I want to write a CUDA code as follows:

#include<xyz.h>

Device_function1(j,o,p);

{

 abdcd; 

kkj

}

Device_function2(v,j,k);

{

jjh akk;

}

Device_function3(a, d, g);;

{

jhakhgg;

}

Device_function4();

{

//Calling Device_function1, Device_function2, Device_function3

Device_function1<< w, r , j >>> (a, b, g);

Device_function2<< n, g , j >>> (a, d, e);

Device_function3<< n, m , j >>> (a, dew a);

}

main()

{

//calling kernel Device_function4();

Device_function4<<< n, m , j >>> (a, d, g);

}

Note that Device_function4 calls Device_function1, Device_function2, Device_function3.

Can we do like this in CUDA? If not then any other way for nesting functions?

Thanks for your time guys!!

No you can’t.

function 1, 2 and 3 are never called from the host and therefore not really kernels, so if you just forget about the kernel syntax they will work just fine as normal function calls from kernel/function 4

Alternatively, make function4 a normal function on the host, calling three kernels in a row.

Thanks for your answers guys!

Well, I have seen a code like this:

__device__ void Add()

{

//do some calculation

}

__global__ void scanModified()

{

//do some calculations and call the device function Add();

Add();  //NOTICE THAT WE DO NOT MENTION THE EXECUTION CONFIGURATION <<<  >>> etc

}

NOTICE THAT WE DO NOT MENTION THE EXECUTION CONFIGURATION. CAN WE DO THIS IN CUDA?

Yes. But notice that there is a big difference between nesting kernel launches (your original question and which cannot current be done), and nested device functions (your last post). You should also be aware that all device functions are presently expanded inline by the compiler and deeply nested device functions can have a pretty profound negative effect on register usage and compilation speed. Also, because there is no stack, recursive device function calls probably won’t work (although that is a guess, I don’t recall having tried it).

Do I need to explicitly mention that the function is inline or it is by default done inline by the compiler? Please also explain “Also, because there is no stack…” which stack are you talking about and where it is absent?

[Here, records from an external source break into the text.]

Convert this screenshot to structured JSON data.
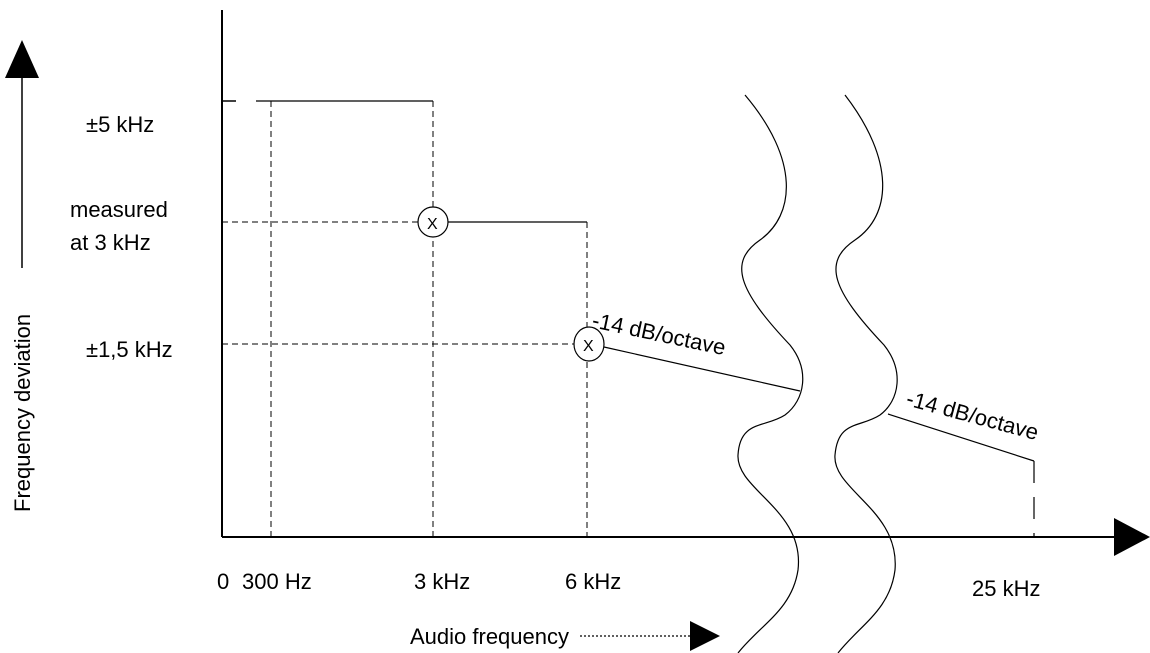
{
  "y_axis_title": "Frequency deviation",
  "x_axis_title": "Audio frequency",
  "y_labels": {
    "max": "±5 kHz",
    "measured_line1": "measured",
    "measured_line2": "at 3 kHz",
    "min": "±1,5 kHz"
  },
  "x_labels": {
    "origin": "0",
    "f300": "300 Hz",
    "f3k": "3 kHz",
    "f6k": "6 kHz",
    "f25k": "25 kHz"
  },
  "slope_labels": {
    "first": "-14 dB/octave",
    "second": "-14 dB/octave"
  },
  "marker_symbol": "X"
}
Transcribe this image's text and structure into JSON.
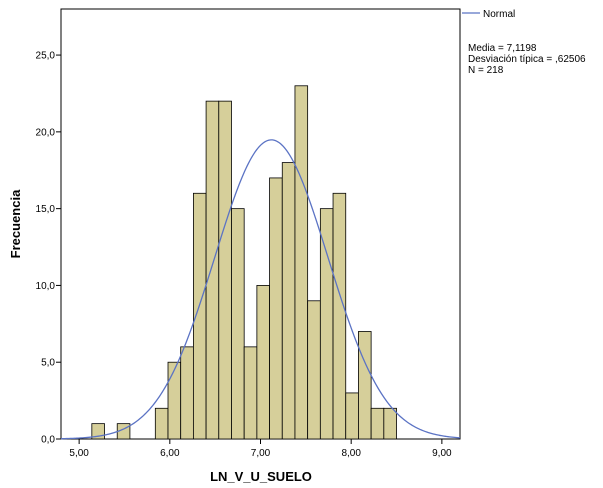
{
  "chart_data": {
    "type": "bar",
    "subtype": "histogram",
    "xlabel": "LN_V_U_SUELO",
    "ylabel": "Frecuencia",
    "xlim": [
      4.8,
      9.2
    ],
    "ylim": [
      0,
      28
    ],
    "xticks": [
      {
        "value": 5,
        "label": "5,00"
      },
      {
        "value": 6,
        "label": "6,00"
      },
      {
        "value": 7,
        "label": "7,00"
      },
      {
        "value": 8,
        "label": "8,00"
      },
      {
        "value": 9,
        "label": "9,00"
      }
    ],
    "yticks": [
      {
        "value": 0,
        "label": "0,0"
      },
      {
        "value": 5,
        "label": "5,0"
      },
      {
        "value": 10,
        "label": "10,0"
      },
      {
        "value": 15,
        "label": "15,0"
      },
      {
        "value": 20,
        "label": "20,0"
      },
      {
        "value": 25,
        "label": "25,0"
      }
    ],
    "bar_color": "#d6cf9a",
    "bins": [
      {
        "x0": 5.14,
        "x1": 5.28,
        "count": 1
      },
      {
        "x0": 5.28,
        "x1": 5.42,
        "count": 0
      },
      {
        "x0": 5.42,
        "x1": 5.56,
        "count": 1
      },
      {
        "x0": 5.56,
        "x1": 5.7,
        "count": 0
      },
      {
        "x0": 5.7,
        "x1": 5.84,
        "count": 0
      },
      {
        "x0": 5.84,
        "x1": 5.98,
        "count": 2
      },
      {
        "x0": 5.98,
        "x1": 6.12,
        "count": 5
      },
      {
        "x0": 6.12,
        "x1": 6.26,
        "count": 6
      },
      {
        "x0": 6.26,
        "x1": 6.4,
        "count": 16
      },
      {
        "x0": 6.4,
        "x1": 6.54,
        "count": 22
      },
      {
        "x0": 6.54,
        "x1": 6.68,
        "count": 22
      },
      {
        "x0": 6.68,
        "x1": 6.82,
        "count": 15
      },
      {
        "x0": 6.82,
        "x1": 6.96,
        "count": 6
      },
      {
        "x0": 6.96,
        "x1": 7.1,
        "count": 10
      },
      {
        "x0": 7.1,
        "x1": 7.24,
        "count": 17
      },
      {
        "x0": 7.24,
        "x1": 7.38,
        "count": 18
      },
      {
        "x0": 7.38,
        "x1": 7.52,
        "count": 23
      },
      {
        "x0": 7.52,
        "x1": 7.66,
        "count": 9
      },
      {
        "x0": 7.66,
        "x1": 7.8,
        "count": 15
      },
      {
        "x0": 7.8,
        "x1": 7.94,
        "count": 16
      },
      {
        "x0": 7.94,
        "x1": 8.08,
        "count": 3
      },
      {
        "x0": 8.08,
        "x1": 8.22,
        "count": 7
      },
      {
        "x0": 8.22,
        "x1": 8.36,
        "count": 2
      },
      {
        "x0": 8.36,
        "x1": 8.5,
        "count": 2
      }
    ],
    "normal_curve": {
      "name": "Normal",
      "mean": 7.1198,
      "sd": 0.62506,
      "n": 218,
      "color": "#5b73c4"
    },
    "stats": {
      "mean_label": "Media = 7,1198",
      "sd_label": "Desviación típica = ,62506",
      "n_label": "N = 218"
    },
    "legend_position": "top-right",
    "grid": false
  }
}
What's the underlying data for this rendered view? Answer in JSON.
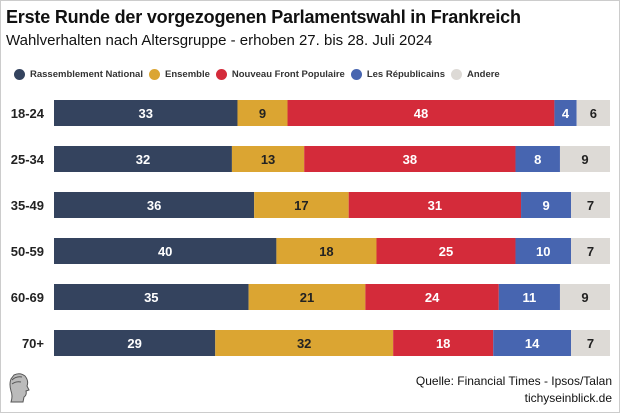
{
  "chart_data": {
    "type": "bar",
    "orientation": "horizontal",
    "stacked": true,
    "title": "Erste Runde der vorgezogenen Parlamentswahl in Frankreich",
    "subtitle": "Wahlverhalten nach Altersgruppe - erhoben 27. bis 28. Juli 2024",
    "categories": [
      "18-24",
      "25-34",
      "35-49",
      "50-59",
      "60-69",
      "70+"
    ],
    "xlim": [
      0,
      100
    ],
    "grid": false,
    "legend_position": "top",
    "series": [
      {
        "name": "Rassemblement National",
        "color": "#34435e",
        "values": [
          33,
          32,
          36,
          40,
          35,
          29
        ]
      },
      {
        "name": "Ensemble",
        "color": "#dba532",
        "values": [
          9,
          13,
          17,
          18,
          21,
          32
        ]
      },
      {
        "name": "Nouveau Front Populaire",
        "color": "#d42b3a",
        "values": [
          48,
          38,
          31,
          25,
          24,
          18
        ]
      },
      {
        "name": "Les Républicains",
        "color": "#4765b0",
        "values": [
          4,
          8,
          9,
          10,
          11,
          14
        ]
      },
      {
        "name": "Andere",
        "color": "#dddad6",
        "values": [
          6,
          9,
          7,
          7,
          9,
          7
        ]
      }
    ]
  },
  "source": "Quelle: Financial Times - Ipsos/Talan",
  "site": "tichyseinblick.de",
  "logo_icon": "classical-head-logo"
}
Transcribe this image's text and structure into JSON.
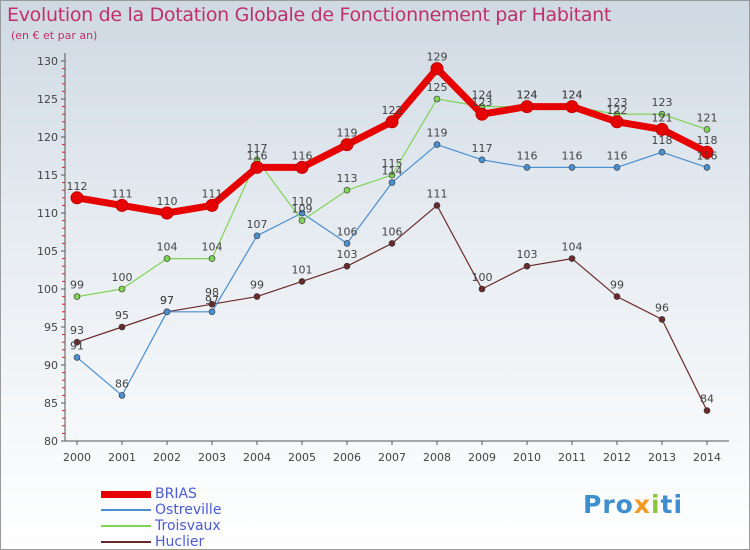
{
  "header": {
    "title": "Evolution de la Dotation Globale de Fonctionnement par Habitant",
    "subtitle": "(en € et par an)"
  },
  "logo": {
    "part1": "Pro",
    "part2": "x",
    "part3": "i",
    "part4": "ti"
  },
  "chart_data": {
    "type": "line",
    "title": "Evolution de la Dotation Globale de Fonctionnement par Habitant",
    "subtitle": "(en € et par an)",
    "xlabel": "",
    "ylabel": "",
    "ylim": [
      80,
      130
    ],
    "yticks": [
      80,
      85,
      90,
      95,
      100,
      105,
      110,
      115,
      120,
      125,
      130
    ],
    "grid": false,
    "legend_position": "bottom-left",
    "x": [
      "2000",
      "2001",
      "2002",
      "2003",
      "2004",
      "2005",
      "2006",
      "2007",
      "2008",
      "2009",
      "2010",
      "2011",
      "2012",
      "2013",
      "2014"
    ],
    "series": [
      {
        "name": "Huclier",
        "color": "#6a2a2a",
        "values": [
          93,
          95,
          97,
          98,
          99,
          101,
          103,
          106,
          111,
          100,
          103,
          104,
          99,
          96,
          84
        ],
        "labels": [
          "93",
          "95",
          "97",
          "98",
          "99",
          "101",
          "103",
          "106",
          "111",
          "100",
          "103",
          "104",
          "99",
          "96",
          "84"
        ]
      },
      {
        "name": "Ostreville",
        "color": "#4a8fd0",
        "values": [
          91,
          86,
          97,
          97,
          107,
          110,
          106,
          114,
          119,
          117,
          116,
          116,
          116,
          118,
          116
        ],
        "labels": [
          "91",
          "86",
          "97",
          "97",
          "107",
          "110",
          "106",
          "114",
          "119",
          "117",
          "116",
          "116",
          "116",
          "118",
          "116"
        ]
      },
      {
        "name": "Troisvaux",
        "color": "#80d455",
        "values": [
          99,
          100,
          104,
          104,
          117,
          109,
          113,
          115,
          125,
          124,
          124,
          124,
          123,
          123,
          121
        ],
        "labels": [
          "99",
          "100",
          "104",
          "104",
          "117",
          "109",
          "113",
          "115",
          "125",
          "124",
          "124",
          "124",
          "123",
          "123",
          "121"
        ]
      },
      {
        "name": "BRIAS",
        "color": "#e60000",
        "values": [
          112,
          111,
          110,
          111,
          116,
          116,
          119,
          122,
          129,
          123,
          124,
          124,
          122,
          121,
          118
        ],
        "labels": [
          "112",
          "111",
          "110",
          "111",
          "116",
          "116",
          "119",
          "122",
          "129",
          "123",
          "124",
          "124",
          "122",
          "121",
          "118"
        ]
      }
    ],
    "legend_order": [
      "BRIAS",
      "Ostreville",
      "Troisvaux",
      "Huclier"
    ]
  }
}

I want to ask one more think: why don’t we need execution configuration (no of threads, number of block etc) for the function Add() ?

Read this.

Did you actually read any of the replies in this thread? Device functions aren’t kernels. They are even real subroutines. They are expanded inline (like macros) by the compiler inside kernel code.

Thanks a lot Avidday once again. I read the threads above. Could you please refer to me some document or previous forum post where I can read more about this (“Device functions aren’t kernels”…etc).

You could start with the programming guide. Appendix B describes the properties of device functions pretty thoroughly.

Thanks Avidday, I am going to read Appendix B.

No, you allways mention the configuration at launch of the kernel function. Any subsequent function calls from within the kernel will be with that configuration.